Qui peut la prendre ? La maîtrise d'ouvrage (le conseil syndical des copropriétaires) est ici déléguée au syndic professionnel gestionnaire de l'immeuble. L'opération dispose également d'une maîtrise d'œuvre et d'un coordonnateur SPS. "Nous avons soumis notre demande à l'architecte qui l'a lui-même soumise à la maîtrise d'ouvrage déléguée qui l'a soumise au coordonnateur SPS. Ce dernier a rendu un avis défavorable, avis qui ne vaut en aucun cas une décision, avançant que plusieurs règles de sécurité ne pouvaient être respectées, notamment en matière de distanciation. Si cet argument est valable lorsque plusieurs entreprises sont amenées à travailler en même temps, nous considérons qu'il ne tient pas dans ce cas précis où justement il n'y a pas de coactivité. De plus, nous nous sommes approvisionnés en gel hydroalcoolique et en masques, nous accédons au chantier par l'extérieur via les échafaudages et n'entrons donc jamais en contact avec les occupants, nos collaborateurs connaissent les gestes barrières et les mesures de sécurité strictes à appliquer et savent adapter leurs pratiques tout en respectant les consignes propres à la construction comme par exemple, ne jamais être seul sur un échafaudage. Malgré tout, nous n'avons pas l'autorisation de reprendre et chacun reporte la responsabilité sur l'autre", rappelle Dominique de Bray.

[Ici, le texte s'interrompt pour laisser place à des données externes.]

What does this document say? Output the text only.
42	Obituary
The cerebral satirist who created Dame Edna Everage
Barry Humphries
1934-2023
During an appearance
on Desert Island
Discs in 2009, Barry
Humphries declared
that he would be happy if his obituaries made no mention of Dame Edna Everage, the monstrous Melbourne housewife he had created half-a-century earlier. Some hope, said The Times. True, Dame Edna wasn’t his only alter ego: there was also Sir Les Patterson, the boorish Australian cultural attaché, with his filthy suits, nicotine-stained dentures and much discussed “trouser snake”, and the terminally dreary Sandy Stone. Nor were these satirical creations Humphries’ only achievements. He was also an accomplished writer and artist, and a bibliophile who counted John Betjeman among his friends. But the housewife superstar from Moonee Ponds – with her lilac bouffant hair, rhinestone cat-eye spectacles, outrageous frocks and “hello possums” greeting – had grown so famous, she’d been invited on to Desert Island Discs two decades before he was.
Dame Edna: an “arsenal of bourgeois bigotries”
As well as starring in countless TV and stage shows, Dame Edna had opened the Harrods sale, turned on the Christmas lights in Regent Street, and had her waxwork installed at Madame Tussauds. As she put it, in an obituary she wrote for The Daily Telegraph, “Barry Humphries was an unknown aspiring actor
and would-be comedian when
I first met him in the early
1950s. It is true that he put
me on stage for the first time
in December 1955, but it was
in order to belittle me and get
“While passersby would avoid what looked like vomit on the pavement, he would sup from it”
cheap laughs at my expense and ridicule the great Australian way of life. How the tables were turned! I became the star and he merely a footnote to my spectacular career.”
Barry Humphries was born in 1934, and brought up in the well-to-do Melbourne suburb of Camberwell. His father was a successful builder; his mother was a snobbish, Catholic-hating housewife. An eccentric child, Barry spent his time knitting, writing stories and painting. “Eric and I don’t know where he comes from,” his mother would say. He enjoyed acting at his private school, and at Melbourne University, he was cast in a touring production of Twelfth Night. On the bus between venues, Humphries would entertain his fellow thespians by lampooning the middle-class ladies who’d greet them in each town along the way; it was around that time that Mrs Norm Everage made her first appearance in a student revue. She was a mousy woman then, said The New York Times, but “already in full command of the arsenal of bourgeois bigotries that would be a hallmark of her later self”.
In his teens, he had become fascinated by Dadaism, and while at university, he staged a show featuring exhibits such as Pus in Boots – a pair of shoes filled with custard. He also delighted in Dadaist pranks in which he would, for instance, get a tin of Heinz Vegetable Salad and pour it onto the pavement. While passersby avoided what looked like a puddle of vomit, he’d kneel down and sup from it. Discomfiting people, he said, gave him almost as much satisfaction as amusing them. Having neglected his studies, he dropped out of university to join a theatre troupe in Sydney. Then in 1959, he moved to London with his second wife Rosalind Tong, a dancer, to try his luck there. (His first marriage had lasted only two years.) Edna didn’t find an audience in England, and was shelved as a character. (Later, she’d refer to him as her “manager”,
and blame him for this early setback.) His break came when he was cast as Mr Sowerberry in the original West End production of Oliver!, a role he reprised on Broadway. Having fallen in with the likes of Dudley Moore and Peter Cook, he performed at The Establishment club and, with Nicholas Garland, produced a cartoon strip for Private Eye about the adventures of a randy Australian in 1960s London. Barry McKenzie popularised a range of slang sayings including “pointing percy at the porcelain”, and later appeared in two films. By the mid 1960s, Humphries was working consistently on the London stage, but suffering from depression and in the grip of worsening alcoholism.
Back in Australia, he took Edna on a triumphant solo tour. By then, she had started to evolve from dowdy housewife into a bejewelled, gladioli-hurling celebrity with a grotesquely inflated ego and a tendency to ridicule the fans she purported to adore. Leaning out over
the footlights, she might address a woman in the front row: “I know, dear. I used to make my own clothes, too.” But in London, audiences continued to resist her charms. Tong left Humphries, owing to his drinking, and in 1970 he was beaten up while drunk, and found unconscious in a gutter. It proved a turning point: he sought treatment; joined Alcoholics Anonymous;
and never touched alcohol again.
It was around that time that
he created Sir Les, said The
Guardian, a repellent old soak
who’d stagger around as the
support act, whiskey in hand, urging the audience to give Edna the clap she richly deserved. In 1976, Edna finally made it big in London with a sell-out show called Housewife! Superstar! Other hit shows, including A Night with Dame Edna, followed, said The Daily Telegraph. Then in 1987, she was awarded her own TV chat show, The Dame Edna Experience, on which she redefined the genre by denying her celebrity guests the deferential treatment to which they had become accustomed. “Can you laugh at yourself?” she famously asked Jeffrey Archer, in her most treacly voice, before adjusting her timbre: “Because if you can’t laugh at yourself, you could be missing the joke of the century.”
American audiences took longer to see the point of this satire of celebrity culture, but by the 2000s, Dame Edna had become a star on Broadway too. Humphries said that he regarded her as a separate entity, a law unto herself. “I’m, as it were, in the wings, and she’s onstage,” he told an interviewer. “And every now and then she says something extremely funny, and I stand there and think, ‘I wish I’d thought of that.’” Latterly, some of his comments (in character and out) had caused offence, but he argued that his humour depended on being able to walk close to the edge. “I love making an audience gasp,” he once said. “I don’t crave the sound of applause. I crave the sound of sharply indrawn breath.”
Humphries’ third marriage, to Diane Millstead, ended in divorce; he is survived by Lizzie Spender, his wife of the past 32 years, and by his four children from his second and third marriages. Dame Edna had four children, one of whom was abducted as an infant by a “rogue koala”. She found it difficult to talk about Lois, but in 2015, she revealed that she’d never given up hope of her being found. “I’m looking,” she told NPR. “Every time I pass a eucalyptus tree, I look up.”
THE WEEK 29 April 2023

Attendre l'assemblée générale

Pour le syndic, c'est au conseil syndical, en tant que maître d'ouvrage, de s'engager. La décision devra donc être prise en Assemblée générale de copropriété. "Tout est bloqué jusque-là et cela risque d'être long, souligne le dirigeant d'Isochape. Comment convoquer une telle réunion en plein confinement ? Sans oublier les deux mois de recours...Cela nous mène rapidement après l'été. En attendant, qui va payer le matériel installé depuis octobre ? " Et notamment l'échafaudage. Arguant que cette interruption de travaux n'est pas de son fait, le loueur de l'équipement continue à envoyer ses factures à l'entreprise. "Nous avons alerté les maîtrises d'ouvrage et d'œuvre qui ont refusé de payer. Un démontage nous coûtera encore plus cher et nous fermera l'accès au chantier. Nous sommes, là aussi bloqués et c'est à nous de régler la facture. Nous nous retrouvons dans une situation très compliquée sans moyen d'agir. On nous annonce que le guide va relancer l'activité mais nous restons finalement tributaires des décisions d'une maîtrise d'ouvrage qui n'ose s'engager et n'est pas forcément au fait des réalités de terrain. Le guide ne résout pas tout et nous en faisons aujourd'hui l'expérience : sa sortie n'est pas forcément synonyme de reprise.